FP Trending February 04, 2021 11:25:53 IST
World Cancer Day 2021: History and significance of day aimed at ending stigma related to disease

Cancer cells. Image courtesy National Cancer Institute/Wikimedia Commons

World Cancer Day is observed globally to spread awareness about cancer and the stigma associated with the disease. Many events are organised every year, people are urged to take actions and funds are raised to help those suffering from cancer.

World Cancer Day 2021: Date and History

World Cancer Day is observed on 4 February. The Union of International Cancer Control (UICC) has taken the observance of World Cancer Day as a ‘global uniting initiative’. This means people all around the world are called upon to unite and fight against the disease by detection, early diagnosis, treatment and extending moral support.

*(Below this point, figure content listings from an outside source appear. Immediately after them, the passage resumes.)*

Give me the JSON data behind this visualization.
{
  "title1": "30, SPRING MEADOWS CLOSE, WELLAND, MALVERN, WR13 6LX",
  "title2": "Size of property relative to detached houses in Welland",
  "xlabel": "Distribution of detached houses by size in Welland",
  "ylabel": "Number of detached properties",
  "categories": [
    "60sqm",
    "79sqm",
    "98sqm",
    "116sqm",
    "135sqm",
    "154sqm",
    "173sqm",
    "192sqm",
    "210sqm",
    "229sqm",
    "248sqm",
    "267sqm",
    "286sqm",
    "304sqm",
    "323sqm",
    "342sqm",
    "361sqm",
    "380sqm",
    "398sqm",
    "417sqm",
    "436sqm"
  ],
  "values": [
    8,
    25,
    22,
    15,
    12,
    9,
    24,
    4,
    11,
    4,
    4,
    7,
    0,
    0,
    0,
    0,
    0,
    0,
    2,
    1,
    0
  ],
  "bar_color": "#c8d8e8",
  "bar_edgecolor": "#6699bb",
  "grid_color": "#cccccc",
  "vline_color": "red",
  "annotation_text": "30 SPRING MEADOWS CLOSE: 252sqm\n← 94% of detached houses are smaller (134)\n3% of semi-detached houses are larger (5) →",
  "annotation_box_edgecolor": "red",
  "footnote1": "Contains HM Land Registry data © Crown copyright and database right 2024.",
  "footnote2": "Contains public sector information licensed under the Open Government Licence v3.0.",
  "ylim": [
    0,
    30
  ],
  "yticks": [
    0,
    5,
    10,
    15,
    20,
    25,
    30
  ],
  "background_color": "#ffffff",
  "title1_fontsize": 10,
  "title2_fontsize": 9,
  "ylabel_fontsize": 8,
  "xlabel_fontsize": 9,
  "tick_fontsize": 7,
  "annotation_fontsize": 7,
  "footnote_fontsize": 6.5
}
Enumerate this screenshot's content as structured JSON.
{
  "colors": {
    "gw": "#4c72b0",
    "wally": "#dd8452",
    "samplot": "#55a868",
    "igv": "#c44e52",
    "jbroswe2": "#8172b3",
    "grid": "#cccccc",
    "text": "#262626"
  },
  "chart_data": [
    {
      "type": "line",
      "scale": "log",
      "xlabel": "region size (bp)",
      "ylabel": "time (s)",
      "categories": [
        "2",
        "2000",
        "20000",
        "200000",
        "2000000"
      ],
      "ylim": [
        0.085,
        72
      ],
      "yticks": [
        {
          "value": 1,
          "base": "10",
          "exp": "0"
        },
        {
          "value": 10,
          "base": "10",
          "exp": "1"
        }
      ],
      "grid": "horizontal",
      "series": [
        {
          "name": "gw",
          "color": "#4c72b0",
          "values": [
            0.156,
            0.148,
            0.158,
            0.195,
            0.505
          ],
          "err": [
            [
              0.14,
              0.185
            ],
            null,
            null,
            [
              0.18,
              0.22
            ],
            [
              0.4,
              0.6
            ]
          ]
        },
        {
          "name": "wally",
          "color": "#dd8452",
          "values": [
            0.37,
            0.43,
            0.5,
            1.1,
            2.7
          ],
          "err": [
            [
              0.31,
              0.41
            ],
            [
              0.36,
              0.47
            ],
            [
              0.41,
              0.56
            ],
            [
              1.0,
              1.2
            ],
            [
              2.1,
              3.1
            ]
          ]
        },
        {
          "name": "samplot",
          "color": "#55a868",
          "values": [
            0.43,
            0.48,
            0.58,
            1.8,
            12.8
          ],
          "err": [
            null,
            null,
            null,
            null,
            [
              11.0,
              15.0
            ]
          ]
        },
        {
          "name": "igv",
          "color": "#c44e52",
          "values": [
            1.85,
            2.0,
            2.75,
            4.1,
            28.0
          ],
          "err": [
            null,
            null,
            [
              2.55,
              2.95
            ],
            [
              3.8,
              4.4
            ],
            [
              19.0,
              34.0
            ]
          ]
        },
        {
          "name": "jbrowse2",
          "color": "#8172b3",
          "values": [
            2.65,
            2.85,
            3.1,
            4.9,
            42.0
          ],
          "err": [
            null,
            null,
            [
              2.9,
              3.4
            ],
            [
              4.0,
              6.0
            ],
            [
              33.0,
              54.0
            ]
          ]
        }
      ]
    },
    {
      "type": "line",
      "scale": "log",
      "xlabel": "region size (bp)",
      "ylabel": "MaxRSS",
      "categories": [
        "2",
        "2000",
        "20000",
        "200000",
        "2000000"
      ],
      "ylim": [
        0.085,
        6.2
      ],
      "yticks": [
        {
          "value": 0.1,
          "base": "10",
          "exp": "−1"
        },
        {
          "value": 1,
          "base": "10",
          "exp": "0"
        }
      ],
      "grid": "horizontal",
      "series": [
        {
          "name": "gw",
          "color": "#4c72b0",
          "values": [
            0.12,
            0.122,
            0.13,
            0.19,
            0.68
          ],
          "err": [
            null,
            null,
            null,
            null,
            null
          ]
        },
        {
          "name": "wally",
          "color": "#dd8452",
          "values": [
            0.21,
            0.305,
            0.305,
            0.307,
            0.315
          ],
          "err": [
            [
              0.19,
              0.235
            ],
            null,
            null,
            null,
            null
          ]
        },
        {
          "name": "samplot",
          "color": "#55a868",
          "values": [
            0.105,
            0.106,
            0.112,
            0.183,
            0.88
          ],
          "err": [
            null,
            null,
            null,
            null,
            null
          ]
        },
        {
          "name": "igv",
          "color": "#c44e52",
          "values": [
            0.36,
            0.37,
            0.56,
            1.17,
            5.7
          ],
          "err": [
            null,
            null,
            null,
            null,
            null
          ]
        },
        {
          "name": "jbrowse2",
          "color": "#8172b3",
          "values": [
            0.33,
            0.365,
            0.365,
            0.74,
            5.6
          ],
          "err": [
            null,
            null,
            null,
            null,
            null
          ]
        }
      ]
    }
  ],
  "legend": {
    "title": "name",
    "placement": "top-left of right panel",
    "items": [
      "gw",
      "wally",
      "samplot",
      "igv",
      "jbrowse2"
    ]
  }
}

World Cancer Day is being celebrated since 2000, when it was first established at the World Cancer Summit Against Cancer for the New Millennium in Paris. It was on 4 February, 2000 that the ‘Charter of Paris Against Cancer’ was signed by the General Director of UNESCO and then French President.

World Cancer Day 2021: Theme

This year’s theme is ‘I Am and I Will’, which is being continued since 2019. This is the last year to observe this theme. One of the mottos of the theme is ‘together, all our actions matter’.

World Cancer Day 2021: Significance

With the pandemic affecting the world, cancer-affected people have had a harder time dealing with their ailment. The UICC highlighted this issue and expressed gratitude towards the medical workers like nurses, doctors, as well as researchers, volunteers, advocates and other caregivers in oncology from around the world. They also voiced praise for the government agencies which worked this past year through the COVID-19 pandemic unrelentingly.

Professor Anil D’Cruz, the President of UICC and Director at Oncology Apollo Hospitals in India, said, “It appears quite certain that disruptions to cancer services in the past year will lead to diagnosis at later stages which in turn will translate into higher cancer-related mortality.” but he ensured that the cancer community across the world was working hard to mitigate the problem.